Australia is a vibrant melting pot of cultures from all around the world. These stories give children a taste of the rich diversity within our communities, while also standing up as well-written, entertaining and enjoyable reads worth sharing.


The Katha Chest

This is a beautifully designed book that cleverly highlights Bangladeshi history and culture by sharing memories evoked from traditional katha quilts. A young girl visits her Nanu’s house and is drawn to the chest of quilts made from old saris. As she pulls each out, she shares her memories of each of the quilts, giving readers a hint of the lives of the women who used to wear them. Then, over the page, a gallery of pictures tells more about the person’s life and their cultural traditions.

The Katha Chest is written by Radhiah Chowdhury, illustrated by Lavanya Naidu and published by Allen and Unwin.



The Great Race

This story retells the legend of how the Jade Emperor gathered animals together for a race to win a place in the Chinese zodiac calendar. The author has weaved in hints of friendship, teamwork and focus. The illustrations are glorious, full of vivid colours and the endpapers are beautifully illustrated too.

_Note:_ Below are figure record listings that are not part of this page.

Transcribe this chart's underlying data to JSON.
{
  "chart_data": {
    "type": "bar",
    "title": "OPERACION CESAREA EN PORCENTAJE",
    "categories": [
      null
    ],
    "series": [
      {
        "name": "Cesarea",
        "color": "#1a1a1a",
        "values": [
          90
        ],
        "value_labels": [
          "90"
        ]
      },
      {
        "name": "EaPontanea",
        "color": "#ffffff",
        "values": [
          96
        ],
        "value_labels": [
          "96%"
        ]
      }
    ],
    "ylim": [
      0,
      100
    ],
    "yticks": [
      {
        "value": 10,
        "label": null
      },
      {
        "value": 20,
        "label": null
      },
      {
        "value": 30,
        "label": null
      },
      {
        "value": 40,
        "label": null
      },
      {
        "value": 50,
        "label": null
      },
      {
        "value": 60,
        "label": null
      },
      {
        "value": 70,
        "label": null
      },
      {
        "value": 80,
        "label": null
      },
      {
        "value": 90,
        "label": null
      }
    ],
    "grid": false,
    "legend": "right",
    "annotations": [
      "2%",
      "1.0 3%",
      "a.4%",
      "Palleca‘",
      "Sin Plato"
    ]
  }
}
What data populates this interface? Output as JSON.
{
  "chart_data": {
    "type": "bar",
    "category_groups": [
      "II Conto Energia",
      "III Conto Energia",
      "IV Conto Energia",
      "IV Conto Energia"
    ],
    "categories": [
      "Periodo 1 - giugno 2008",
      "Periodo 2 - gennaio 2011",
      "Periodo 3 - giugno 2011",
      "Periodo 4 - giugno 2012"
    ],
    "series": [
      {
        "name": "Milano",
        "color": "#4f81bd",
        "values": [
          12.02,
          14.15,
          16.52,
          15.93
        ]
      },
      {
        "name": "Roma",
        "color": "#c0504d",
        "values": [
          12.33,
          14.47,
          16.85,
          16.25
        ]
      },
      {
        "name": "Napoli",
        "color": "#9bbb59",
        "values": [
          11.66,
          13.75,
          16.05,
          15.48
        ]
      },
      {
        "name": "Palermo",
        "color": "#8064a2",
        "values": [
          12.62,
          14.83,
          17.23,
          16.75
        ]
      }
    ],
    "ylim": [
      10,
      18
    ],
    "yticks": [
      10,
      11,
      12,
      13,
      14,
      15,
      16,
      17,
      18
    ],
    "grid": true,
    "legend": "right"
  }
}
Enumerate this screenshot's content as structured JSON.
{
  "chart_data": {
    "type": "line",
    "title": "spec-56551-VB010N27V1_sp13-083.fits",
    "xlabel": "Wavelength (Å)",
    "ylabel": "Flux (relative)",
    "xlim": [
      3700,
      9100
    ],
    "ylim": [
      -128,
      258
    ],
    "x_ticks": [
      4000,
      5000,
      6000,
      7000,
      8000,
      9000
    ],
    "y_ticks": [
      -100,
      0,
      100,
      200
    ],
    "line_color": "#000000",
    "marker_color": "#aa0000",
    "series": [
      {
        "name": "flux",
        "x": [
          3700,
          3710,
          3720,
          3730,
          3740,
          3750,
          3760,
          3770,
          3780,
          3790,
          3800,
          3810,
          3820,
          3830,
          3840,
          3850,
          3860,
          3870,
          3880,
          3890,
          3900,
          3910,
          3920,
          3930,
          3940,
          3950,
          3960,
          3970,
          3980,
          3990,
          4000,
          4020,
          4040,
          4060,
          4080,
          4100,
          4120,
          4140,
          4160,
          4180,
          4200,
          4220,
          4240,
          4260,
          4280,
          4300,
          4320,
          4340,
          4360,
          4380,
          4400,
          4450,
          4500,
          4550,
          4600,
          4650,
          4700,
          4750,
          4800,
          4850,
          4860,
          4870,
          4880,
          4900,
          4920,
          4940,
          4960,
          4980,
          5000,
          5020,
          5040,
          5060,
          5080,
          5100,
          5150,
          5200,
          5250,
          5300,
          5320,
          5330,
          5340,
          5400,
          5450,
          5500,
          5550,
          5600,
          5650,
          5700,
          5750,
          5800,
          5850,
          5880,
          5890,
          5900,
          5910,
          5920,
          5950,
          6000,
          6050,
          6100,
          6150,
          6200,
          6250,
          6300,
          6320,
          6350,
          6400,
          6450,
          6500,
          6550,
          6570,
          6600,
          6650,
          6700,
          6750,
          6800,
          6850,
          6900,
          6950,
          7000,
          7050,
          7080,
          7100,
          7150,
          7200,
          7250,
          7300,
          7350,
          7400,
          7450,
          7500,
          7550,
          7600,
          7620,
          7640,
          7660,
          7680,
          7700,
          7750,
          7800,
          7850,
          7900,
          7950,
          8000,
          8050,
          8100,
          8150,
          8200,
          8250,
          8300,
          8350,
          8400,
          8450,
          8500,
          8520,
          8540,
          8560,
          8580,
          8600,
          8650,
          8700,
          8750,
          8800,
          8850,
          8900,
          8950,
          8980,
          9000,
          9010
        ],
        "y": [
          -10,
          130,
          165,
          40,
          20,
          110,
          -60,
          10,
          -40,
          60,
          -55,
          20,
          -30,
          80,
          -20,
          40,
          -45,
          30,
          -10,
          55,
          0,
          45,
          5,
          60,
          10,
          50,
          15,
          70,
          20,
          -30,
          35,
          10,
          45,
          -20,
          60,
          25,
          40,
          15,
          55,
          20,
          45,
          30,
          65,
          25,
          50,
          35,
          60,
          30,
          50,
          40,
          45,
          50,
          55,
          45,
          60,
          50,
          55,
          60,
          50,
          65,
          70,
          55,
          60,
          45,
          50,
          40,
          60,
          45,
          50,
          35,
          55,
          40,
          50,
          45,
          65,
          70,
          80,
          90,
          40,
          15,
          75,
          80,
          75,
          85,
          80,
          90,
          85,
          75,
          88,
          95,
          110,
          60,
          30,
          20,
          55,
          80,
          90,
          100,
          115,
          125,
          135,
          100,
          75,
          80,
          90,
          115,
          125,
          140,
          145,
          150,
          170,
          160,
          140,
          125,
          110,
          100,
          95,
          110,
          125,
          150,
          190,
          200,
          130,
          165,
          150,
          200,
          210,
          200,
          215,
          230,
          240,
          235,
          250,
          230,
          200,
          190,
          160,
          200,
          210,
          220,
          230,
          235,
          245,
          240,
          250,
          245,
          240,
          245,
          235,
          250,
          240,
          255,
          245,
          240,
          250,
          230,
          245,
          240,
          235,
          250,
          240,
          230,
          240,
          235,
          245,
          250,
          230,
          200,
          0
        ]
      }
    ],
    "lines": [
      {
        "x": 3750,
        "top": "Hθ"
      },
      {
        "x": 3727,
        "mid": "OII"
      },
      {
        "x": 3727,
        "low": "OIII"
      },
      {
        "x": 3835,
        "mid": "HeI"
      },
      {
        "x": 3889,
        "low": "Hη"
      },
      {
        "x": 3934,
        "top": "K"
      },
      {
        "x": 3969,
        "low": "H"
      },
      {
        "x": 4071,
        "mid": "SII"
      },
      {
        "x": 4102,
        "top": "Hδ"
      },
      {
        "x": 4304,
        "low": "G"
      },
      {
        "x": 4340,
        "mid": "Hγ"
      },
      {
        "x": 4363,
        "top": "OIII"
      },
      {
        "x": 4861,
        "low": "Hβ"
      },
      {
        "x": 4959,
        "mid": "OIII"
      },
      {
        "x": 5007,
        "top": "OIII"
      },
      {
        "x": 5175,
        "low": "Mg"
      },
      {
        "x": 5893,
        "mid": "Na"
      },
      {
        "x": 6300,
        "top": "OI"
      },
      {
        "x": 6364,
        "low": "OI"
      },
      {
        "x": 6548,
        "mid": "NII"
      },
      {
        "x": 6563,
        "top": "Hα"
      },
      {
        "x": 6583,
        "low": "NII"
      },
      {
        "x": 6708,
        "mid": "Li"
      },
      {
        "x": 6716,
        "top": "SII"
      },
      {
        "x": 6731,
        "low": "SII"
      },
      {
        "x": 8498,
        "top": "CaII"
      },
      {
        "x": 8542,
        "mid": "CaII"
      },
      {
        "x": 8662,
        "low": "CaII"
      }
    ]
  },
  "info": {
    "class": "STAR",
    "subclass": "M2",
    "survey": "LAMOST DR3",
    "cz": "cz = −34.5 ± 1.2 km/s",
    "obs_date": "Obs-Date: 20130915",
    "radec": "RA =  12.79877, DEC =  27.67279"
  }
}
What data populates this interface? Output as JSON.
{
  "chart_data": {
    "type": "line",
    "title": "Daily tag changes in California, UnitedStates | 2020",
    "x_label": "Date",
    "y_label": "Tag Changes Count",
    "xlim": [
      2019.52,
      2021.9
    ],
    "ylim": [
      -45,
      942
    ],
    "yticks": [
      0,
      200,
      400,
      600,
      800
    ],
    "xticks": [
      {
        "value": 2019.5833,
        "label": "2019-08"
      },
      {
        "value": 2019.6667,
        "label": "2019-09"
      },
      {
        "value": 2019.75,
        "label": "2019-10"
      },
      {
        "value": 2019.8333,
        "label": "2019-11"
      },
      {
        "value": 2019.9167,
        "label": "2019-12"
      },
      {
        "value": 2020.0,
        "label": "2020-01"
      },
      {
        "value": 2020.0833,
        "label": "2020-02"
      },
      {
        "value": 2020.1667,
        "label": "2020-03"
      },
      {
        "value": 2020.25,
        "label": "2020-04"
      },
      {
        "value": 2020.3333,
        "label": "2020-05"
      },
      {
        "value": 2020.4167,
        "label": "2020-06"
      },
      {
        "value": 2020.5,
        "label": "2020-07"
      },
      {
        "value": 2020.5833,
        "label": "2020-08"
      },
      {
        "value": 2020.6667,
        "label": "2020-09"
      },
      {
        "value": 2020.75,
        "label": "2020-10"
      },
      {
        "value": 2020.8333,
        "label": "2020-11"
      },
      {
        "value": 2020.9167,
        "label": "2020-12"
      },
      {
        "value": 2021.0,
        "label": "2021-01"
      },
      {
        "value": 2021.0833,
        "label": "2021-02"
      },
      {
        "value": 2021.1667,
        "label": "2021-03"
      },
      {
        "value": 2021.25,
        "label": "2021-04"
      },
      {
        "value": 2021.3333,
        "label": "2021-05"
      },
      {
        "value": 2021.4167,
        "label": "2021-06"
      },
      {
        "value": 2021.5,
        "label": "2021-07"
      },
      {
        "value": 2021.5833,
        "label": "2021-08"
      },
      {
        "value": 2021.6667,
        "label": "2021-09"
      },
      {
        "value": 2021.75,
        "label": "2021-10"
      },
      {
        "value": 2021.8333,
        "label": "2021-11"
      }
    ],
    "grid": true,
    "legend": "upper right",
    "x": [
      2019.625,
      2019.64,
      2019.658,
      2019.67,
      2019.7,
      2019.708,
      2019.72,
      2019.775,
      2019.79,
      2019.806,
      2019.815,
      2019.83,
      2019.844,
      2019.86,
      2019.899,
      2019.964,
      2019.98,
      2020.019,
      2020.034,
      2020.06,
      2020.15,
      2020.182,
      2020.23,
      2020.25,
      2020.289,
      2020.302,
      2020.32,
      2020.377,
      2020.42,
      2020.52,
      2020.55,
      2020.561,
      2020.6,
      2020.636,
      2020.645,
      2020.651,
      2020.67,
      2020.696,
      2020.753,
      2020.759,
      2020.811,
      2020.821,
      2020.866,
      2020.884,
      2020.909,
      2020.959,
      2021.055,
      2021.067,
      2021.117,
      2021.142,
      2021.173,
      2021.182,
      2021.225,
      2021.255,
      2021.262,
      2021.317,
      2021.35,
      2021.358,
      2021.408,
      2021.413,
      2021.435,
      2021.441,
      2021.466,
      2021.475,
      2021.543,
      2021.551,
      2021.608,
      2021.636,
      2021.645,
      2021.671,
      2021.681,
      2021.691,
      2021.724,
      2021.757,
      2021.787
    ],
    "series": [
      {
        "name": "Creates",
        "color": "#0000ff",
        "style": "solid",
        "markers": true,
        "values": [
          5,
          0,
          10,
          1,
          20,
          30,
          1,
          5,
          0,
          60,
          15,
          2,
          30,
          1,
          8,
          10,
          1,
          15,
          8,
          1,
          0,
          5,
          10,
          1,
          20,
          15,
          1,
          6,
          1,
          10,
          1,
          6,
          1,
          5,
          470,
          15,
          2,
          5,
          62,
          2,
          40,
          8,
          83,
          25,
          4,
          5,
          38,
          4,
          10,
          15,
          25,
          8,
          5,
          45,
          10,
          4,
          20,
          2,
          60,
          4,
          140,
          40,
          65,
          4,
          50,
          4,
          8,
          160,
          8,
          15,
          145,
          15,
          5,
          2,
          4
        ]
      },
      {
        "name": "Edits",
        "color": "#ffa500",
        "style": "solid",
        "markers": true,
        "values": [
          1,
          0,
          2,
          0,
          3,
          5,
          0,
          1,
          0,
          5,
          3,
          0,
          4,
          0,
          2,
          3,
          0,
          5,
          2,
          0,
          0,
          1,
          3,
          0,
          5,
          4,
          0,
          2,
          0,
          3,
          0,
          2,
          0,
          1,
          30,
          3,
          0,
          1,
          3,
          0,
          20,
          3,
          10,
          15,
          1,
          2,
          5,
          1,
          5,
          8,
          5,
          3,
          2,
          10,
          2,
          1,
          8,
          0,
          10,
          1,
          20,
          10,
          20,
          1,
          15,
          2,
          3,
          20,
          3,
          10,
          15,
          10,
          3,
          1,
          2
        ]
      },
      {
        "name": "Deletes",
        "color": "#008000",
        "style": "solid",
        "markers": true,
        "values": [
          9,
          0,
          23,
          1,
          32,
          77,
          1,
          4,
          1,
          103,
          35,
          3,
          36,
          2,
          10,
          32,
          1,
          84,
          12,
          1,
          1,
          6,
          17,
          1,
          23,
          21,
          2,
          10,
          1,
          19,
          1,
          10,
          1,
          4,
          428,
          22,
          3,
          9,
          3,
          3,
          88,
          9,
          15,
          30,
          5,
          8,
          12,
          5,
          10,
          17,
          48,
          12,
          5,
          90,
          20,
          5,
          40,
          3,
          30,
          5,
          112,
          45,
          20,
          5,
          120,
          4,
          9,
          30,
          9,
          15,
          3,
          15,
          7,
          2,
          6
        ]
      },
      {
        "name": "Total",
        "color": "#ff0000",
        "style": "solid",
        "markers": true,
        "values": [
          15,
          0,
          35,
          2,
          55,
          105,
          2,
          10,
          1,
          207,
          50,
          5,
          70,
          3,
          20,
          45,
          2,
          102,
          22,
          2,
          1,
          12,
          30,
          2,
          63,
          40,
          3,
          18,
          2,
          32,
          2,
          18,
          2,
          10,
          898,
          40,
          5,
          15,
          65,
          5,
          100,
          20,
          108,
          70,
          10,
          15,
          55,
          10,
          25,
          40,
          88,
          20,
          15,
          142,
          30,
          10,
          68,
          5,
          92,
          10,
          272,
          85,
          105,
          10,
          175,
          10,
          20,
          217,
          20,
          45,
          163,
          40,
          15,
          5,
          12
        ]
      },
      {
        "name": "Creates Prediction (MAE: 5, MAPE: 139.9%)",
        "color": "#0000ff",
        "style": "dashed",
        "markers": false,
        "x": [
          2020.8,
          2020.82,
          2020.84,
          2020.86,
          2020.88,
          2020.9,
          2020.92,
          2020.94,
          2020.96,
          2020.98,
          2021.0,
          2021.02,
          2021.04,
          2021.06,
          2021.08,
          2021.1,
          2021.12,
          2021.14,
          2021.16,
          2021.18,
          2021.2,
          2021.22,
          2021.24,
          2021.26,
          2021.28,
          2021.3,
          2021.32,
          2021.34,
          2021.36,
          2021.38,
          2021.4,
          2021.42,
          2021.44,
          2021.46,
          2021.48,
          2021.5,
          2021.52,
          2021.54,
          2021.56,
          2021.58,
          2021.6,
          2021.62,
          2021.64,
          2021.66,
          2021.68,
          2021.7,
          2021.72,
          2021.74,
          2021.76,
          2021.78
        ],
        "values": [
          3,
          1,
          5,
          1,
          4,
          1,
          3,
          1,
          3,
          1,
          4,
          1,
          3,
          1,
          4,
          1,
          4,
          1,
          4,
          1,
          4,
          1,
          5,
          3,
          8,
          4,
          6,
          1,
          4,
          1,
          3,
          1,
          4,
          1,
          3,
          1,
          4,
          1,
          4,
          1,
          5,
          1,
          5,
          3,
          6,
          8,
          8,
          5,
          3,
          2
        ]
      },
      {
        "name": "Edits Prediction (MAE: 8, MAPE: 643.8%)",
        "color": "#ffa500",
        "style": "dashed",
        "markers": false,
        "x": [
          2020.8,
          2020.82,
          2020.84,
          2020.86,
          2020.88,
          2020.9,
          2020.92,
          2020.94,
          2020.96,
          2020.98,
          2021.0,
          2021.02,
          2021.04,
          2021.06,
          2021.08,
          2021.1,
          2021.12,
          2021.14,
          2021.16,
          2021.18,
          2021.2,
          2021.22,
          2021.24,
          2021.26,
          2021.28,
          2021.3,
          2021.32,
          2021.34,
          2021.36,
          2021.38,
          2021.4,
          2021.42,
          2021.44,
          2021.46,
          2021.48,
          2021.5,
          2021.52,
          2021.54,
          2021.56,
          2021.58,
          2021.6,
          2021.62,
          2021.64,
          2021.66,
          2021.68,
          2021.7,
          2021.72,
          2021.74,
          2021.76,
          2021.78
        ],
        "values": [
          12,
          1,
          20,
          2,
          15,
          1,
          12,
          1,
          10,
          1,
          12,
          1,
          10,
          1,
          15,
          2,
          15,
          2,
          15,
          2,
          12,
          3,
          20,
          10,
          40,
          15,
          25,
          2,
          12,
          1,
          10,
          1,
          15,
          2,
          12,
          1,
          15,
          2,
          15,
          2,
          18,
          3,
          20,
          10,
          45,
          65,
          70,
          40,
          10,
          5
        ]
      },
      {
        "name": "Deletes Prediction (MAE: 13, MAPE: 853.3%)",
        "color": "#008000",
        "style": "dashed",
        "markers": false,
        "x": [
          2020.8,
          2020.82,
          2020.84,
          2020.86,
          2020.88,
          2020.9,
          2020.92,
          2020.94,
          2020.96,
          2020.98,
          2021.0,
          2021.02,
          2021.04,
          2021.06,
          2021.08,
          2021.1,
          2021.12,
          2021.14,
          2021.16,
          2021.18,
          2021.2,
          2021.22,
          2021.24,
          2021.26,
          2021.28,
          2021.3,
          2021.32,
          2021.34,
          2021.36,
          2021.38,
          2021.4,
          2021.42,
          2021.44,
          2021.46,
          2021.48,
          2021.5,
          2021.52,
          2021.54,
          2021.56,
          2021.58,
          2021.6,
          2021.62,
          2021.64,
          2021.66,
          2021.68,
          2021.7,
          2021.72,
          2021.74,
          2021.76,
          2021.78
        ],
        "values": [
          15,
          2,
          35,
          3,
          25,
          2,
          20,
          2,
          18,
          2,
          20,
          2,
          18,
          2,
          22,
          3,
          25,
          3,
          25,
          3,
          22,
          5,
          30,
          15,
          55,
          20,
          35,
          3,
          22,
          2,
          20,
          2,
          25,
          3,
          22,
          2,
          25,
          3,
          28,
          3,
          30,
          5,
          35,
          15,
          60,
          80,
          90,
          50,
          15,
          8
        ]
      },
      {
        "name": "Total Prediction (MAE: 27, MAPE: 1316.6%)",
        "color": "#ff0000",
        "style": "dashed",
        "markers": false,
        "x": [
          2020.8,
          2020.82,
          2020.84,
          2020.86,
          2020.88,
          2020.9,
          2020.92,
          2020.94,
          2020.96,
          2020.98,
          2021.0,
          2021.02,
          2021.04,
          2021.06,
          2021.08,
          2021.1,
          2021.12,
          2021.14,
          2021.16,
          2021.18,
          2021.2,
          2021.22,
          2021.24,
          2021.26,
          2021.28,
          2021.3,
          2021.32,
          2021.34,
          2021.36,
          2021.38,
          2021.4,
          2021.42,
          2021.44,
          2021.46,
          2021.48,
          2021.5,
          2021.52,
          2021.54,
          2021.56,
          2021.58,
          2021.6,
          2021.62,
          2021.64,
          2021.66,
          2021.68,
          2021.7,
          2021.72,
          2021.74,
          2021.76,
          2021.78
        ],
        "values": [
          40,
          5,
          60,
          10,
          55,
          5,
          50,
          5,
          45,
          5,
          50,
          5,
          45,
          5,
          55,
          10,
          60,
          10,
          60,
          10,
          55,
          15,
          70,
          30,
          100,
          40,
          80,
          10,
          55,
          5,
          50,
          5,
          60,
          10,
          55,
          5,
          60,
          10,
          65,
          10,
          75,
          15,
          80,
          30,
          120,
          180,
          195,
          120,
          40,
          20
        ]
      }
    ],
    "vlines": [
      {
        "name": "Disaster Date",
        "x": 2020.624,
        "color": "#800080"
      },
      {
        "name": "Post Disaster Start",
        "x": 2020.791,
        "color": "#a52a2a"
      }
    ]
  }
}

 The Great Race is written and illustrated by Christopher Corr and published by Frances Lincoln Children’s Books.



Somebody’s Land

This book introduces readers to Australia’s First Nations people and shows how they lived happily for thousands of years. Joyful illustrations show people making tools, tracking animals, enjoying bush tucker, dancing and dreaming. It’s a celebration of Aboriginal culture written specifically to help explain why we acknowledge our country’s traditional custodians and to prompt conversations with children about our nation’s past. It’s also a lovely read that’s beautifully presented with bright, engaging illustrations.

Somebody’s Land is written by Adnyamathanha and Narungga man Adam Goodes with Ellie Laing. It’s illustrated by Barkindji illustrator David Hardy and is published by Allen and Unwin.



Teatime Around the World

From pink chai to bubble tea, this gorgeous rhyming picture book is a celebration of tea and the many varied ways it is enjoyed around the world. It’s written with two sets of text – younger readers may prefer to read just the poem, while older children and tea connoisseurs may appreciate the extra detail about the tea type, how it’s prepared and where in the world is it enjoyed. The illustrations are lovely and there are fun endpapers illustrating all the little extras people like to add to their tea, such as sugar cubes and lemon slices.

Teatime Around the World is written by Denyse Waissbluth, illustrated by Chelsea O’Byrne and published by Greystone Kids.



The Boy Who Tried to Shrink His Name

This is a thoughtfully written story that gently encourages readers to make the effort to learn and pronounce people’s names, no matter how long and strange they may sound at first. The boy in this book has a very long name, and he feels a bit awkward about introducing it to his new classmates. We watch him slowly stretch it out for his new friend, syllable by syllable, for her to practice as their friendship grows.